3. Mandaluyong - 4,925 persons per sq. km
With 34,925 persons per sq. km, Mandaluyong ranks third on the list. It is also located in Metropolitan Manila. It hosts the headquarters of several financial institutitions like the Asian Development Bank. It is also home to a mmajor business and commercial center, the Ortigas Center.
4. Baghdad - 32,874 persons per sq. km
The Iraqi capital of Baghdad known for its rich history, is the world's fourth most densely populated city. It houses 32,874 persons per sq. km. In fact, although Iraq has a population density of only 93 per sq. km, a large percentage of its population is concentrated in Baghdad.
5. Mumbai - 32,303 persons per sq. km
As expected, Mumbai, the financial capital of India, the world's second most populated country, is heavily crowded. It hosts 32,303 persons per sq. km. Mumbai generates a huge volume of jobs that attracts job seekers from all corners of India making it so heavily populated. Here lavish bungalows and highrises stand side by side with massive slum areas.
6. Dhaka - 29,069 persons per sq. km
The capital and largest city of Bangladesh, Dhaka, is the world's sixth most densely populated city. It is the financial, educational, political, and commercial hub of the nation providing jobs to people who migrate to the city from all parts of the country.
7. Caloocan - 27,989 persons per sq. km
Philippines enter the top 10 rankings once more with Caloocan, a city in Metropolitan Manila. 27,989 persons live per sq. km in the city. It has a highly urbanized business district supporting a plethora of commercial and industrial activities.
8. Port-au-Prince - 27,395 persons per sq. km
Port-au-Prince, a city from a completely different part of the world - Haiti in the Caribbean, enters the list at number eight. It is the capital of Haiti and hosts 27,395 persons per sq. km. It hosts half of the country's total population! Being a natural harbor located on the Gulf of Gonave, the city has been a major commercial hub in the Caribbean for centuries. In recent years, slums have grown rapidly in and around the city creating several issues for the local administration.
9. Bnei Brak - 27,338 persons per sq. km
A city located in Israel's Mediterranean coastal plain, Bnei Brak ranks as the world's ninth most densely populated city. It hosts 27,338 persons per sq. km. It is one of the poorest cities in the country.
10. Levallois-Perret - 26,713 persons per sq. km
Europe enters the list at number ten with Levallois-Perret, a city in north-central France about 6 km from the center of Paris. It is Europe's most densely populated town but one of Paris' richest suburbs. It houses 26,713 persons per sq. km.

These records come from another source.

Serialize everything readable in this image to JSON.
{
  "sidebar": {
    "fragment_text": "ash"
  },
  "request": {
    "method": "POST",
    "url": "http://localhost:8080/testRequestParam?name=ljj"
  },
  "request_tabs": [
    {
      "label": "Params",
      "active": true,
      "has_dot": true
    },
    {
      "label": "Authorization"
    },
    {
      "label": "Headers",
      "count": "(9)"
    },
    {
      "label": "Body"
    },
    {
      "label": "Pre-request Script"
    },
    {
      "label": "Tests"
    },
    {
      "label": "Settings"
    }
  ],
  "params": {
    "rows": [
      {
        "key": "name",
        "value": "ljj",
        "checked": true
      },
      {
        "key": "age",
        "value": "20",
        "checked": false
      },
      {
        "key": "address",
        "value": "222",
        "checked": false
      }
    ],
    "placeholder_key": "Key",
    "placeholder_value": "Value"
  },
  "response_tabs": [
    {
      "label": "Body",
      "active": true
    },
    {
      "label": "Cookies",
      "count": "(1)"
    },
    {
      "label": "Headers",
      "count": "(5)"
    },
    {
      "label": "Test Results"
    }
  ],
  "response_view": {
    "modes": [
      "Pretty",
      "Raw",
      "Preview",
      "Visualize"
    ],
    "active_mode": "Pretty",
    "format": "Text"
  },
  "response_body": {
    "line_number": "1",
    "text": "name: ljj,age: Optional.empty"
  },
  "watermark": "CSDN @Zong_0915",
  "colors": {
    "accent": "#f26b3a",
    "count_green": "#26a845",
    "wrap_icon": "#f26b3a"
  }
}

Problems With Overcrowding
Densely populated locations have positive and negative attributes. One of the main challenges of overcrowding is the problems it presents to governments and policymakers. Officials often struggle to find adequate solutions to provide infrastructure, including sanitation, housing and transportation. Crowding can also present many health concerns such as a higher risk of spreading diseases. However, there have been studies to suggest living in a densely populated area can increase health and happiness. The University of Oxford and the University of Hong Kong found that those who lived in the built-up areas of 22 British cities had a lower body mass index and took more exercise than those who lived in suburban areas. Another positive of living in higher density city environments is the efficiency of commuting due to shorter journeys.